The economic order amount is used as a vital device to place the most suitable order. It reduces
the general buy fee and allows the corporation to use it to reduce its inventory godown costs to
their minimum. It's far beneficial as, on the one hand, it reduces the ordering fee while on the
other, it minimizes the stock standard sporting value.

Answer 3b.

Introduction
The annual demand is 15,000 devices consistent with annum, and the employer works 50 weeks
out of 52 weeks in a year. Also, the ordering fee is Rs 60 in step with the order. The holding cost,
i.e., carrying an inventory in godown, is Rs 7 in keeping with the unit in line with the annum, and
the lead time that it takes in order is five weeks.

Concept and analysis

The corporation also, in prudence, keeps a stock of 250 gadgets as safety stocks. So, here,
economic Order quantity is wanted to be calculated, which will minimize the expenses and to
have a view over the variety of orders as correctly.

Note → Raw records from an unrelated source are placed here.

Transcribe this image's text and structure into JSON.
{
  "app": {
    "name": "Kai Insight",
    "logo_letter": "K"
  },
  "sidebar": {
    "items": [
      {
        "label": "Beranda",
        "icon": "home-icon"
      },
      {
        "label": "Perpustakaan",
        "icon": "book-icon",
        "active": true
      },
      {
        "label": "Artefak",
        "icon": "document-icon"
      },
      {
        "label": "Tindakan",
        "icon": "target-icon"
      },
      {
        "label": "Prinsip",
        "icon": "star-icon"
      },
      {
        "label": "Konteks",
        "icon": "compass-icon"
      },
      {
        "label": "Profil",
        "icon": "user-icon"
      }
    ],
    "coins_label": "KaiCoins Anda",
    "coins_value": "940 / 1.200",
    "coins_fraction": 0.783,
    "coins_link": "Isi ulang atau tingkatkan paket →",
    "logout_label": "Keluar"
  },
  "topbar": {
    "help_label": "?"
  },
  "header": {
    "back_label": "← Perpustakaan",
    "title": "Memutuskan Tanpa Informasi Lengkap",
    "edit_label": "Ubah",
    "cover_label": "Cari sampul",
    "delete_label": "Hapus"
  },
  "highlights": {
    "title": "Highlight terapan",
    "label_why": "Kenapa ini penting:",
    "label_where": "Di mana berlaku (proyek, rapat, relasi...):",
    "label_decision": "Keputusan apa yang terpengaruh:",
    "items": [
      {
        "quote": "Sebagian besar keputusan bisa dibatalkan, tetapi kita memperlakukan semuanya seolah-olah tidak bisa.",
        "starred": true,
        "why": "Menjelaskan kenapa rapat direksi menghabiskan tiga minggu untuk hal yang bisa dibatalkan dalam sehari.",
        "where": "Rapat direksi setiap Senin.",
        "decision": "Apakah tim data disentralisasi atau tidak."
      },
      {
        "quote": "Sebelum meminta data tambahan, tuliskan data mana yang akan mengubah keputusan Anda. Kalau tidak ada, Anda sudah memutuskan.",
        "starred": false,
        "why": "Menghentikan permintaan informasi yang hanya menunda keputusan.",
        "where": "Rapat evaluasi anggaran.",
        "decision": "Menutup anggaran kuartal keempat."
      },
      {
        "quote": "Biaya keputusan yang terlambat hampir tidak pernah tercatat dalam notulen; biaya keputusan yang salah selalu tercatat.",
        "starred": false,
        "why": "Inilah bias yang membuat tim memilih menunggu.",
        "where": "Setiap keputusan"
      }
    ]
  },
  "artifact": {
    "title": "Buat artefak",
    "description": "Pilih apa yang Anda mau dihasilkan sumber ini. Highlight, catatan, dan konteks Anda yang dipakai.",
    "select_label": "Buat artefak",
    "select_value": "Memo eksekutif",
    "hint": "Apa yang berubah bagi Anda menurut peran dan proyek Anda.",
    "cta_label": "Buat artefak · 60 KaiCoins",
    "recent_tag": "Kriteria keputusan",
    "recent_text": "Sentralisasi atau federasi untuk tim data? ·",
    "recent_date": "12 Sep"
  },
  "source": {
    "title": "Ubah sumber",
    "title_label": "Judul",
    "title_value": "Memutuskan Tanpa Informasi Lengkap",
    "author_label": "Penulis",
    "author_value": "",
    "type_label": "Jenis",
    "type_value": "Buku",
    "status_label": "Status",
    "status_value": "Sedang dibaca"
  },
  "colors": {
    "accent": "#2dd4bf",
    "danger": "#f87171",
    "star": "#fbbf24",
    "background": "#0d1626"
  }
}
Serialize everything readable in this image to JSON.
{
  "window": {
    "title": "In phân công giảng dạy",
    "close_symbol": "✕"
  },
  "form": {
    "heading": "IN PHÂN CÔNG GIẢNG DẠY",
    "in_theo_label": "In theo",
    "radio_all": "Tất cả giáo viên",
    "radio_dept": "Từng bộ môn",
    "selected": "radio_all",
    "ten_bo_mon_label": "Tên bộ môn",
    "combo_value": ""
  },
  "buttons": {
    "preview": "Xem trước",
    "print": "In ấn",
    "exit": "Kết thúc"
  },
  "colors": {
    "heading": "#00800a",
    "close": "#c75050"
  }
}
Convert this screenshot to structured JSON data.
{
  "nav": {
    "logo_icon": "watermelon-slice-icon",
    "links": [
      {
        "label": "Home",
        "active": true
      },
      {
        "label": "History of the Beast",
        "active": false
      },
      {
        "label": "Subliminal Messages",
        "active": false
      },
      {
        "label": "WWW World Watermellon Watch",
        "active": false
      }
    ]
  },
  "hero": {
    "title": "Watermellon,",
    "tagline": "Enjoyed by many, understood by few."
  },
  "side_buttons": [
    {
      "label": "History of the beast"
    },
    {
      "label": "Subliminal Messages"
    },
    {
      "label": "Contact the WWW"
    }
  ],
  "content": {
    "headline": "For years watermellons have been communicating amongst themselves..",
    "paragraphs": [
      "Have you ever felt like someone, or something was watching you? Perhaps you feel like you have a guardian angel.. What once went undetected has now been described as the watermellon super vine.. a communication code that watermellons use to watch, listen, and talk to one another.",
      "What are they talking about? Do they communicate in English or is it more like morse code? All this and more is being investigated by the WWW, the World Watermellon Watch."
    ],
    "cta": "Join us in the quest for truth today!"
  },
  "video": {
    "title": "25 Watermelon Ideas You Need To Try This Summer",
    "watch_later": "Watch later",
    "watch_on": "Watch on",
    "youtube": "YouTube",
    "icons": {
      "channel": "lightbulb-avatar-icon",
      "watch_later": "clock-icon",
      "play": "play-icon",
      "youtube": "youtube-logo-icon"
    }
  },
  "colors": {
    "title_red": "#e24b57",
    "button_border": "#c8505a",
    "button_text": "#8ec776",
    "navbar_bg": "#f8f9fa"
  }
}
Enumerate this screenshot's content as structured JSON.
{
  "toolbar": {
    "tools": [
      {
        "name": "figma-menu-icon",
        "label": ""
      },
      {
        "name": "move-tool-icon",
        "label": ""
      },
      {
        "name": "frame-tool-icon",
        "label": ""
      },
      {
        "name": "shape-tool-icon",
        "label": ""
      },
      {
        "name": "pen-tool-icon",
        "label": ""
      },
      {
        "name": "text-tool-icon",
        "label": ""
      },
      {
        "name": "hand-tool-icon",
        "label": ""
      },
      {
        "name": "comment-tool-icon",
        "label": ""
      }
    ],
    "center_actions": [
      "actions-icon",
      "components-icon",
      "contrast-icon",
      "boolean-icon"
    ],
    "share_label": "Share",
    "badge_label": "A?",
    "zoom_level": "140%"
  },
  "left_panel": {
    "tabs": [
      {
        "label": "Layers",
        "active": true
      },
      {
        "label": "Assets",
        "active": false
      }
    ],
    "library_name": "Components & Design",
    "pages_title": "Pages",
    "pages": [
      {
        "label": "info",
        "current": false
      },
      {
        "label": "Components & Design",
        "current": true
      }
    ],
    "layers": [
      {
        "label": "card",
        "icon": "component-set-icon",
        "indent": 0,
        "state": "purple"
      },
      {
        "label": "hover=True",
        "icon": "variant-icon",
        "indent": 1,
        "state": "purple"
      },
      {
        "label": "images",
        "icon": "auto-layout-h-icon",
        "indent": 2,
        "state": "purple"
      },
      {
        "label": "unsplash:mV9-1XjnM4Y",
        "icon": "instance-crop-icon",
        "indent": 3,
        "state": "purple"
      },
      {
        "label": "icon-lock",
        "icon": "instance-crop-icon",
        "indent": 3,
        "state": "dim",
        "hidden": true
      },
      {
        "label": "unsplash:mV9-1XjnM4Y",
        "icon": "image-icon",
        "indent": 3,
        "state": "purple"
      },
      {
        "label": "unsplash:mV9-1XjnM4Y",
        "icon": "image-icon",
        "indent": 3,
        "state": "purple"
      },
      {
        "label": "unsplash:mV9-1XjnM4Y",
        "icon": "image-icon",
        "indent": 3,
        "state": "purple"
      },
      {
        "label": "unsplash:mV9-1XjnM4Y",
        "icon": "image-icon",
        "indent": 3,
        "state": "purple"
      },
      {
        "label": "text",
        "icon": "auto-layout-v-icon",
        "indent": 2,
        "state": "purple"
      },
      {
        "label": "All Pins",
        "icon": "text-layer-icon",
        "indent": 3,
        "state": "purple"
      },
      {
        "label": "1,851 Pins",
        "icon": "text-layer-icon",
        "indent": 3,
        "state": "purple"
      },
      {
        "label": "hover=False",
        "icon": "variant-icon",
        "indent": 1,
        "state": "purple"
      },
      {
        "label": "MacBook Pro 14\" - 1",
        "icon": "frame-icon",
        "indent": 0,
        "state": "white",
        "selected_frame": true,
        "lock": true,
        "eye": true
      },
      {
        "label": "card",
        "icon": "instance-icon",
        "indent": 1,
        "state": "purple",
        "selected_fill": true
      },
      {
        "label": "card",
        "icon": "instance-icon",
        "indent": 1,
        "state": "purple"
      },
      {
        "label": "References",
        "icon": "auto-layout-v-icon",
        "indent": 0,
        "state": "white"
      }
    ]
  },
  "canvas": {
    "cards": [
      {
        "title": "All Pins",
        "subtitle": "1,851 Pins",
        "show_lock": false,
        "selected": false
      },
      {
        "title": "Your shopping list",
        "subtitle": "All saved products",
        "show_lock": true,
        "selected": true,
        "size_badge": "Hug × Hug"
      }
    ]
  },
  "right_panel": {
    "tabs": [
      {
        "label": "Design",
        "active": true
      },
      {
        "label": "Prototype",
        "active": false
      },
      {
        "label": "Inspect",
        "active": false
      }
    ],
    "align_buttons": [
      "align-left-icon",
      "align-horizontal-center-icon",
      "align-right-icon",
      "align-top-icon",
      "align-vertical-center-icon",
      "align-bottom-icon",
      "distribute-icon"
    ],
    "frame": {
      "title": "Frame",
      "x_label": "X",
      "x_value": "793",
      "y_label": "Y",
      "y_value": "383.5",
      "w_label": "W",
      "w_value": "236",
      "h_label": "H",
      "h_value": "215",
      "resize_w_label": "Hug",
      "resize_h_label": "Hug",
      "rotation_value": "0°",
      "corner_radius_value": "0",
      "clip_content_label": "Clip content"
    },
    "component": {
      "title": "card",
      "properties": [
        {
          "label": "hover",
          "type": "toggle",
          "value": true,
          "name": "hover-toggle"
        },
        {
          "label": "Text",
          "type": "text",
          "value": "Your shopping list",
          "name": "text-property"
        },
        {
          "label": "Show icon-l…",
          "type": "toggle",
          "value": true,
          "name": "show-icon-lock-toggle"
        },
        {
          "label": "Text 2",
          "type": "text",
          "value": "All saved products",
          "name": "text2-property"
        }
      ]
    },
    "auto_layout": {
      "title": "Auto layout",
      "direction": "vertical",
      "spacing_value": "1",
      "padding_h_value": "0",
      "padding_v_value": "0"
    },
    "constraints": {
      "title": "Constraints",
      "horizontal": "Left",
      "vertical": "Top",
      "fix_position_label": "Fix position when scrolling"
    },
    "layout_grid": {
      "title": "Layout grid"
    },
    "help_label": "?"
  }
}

Annual demand = 15,000 units

Weeks Operating = 50 weeks/year

Ordering Costs = Rs 60/order

Holding Costs = RS 7/ unit/ Year

Lead Time = 5 weeks

Safety Stocks = 250 Units.

From the above details we are required to calculate the EOQ as well as the Re-Order Point.

So, EOQ = SQARE ROOT OF (2XACXOC/CC) pu.pa

= SQAURE ROOT OF (2 X 15,000 X 60/7) = 509 UNITS.

Here,

AC = Annual Consumption

OC = Ordering Costs
CC= Carrying costs per unit per annum.

Also, Re – Order Level = Max usage/week x Max delivery period

= 300 x (15,000/50) x 5 = 1500 units.

Conclusion

From the above calculations, we may also say that if 509 units are being ordered per order, the
order positioned could be minimal, and it'll be at reduced purchased costs. Also, the order may
be surest on the subject of inventory management. Being economically sound, this order will, in
reality, decrease the godown costs. The Re-Order level can be 1500 units.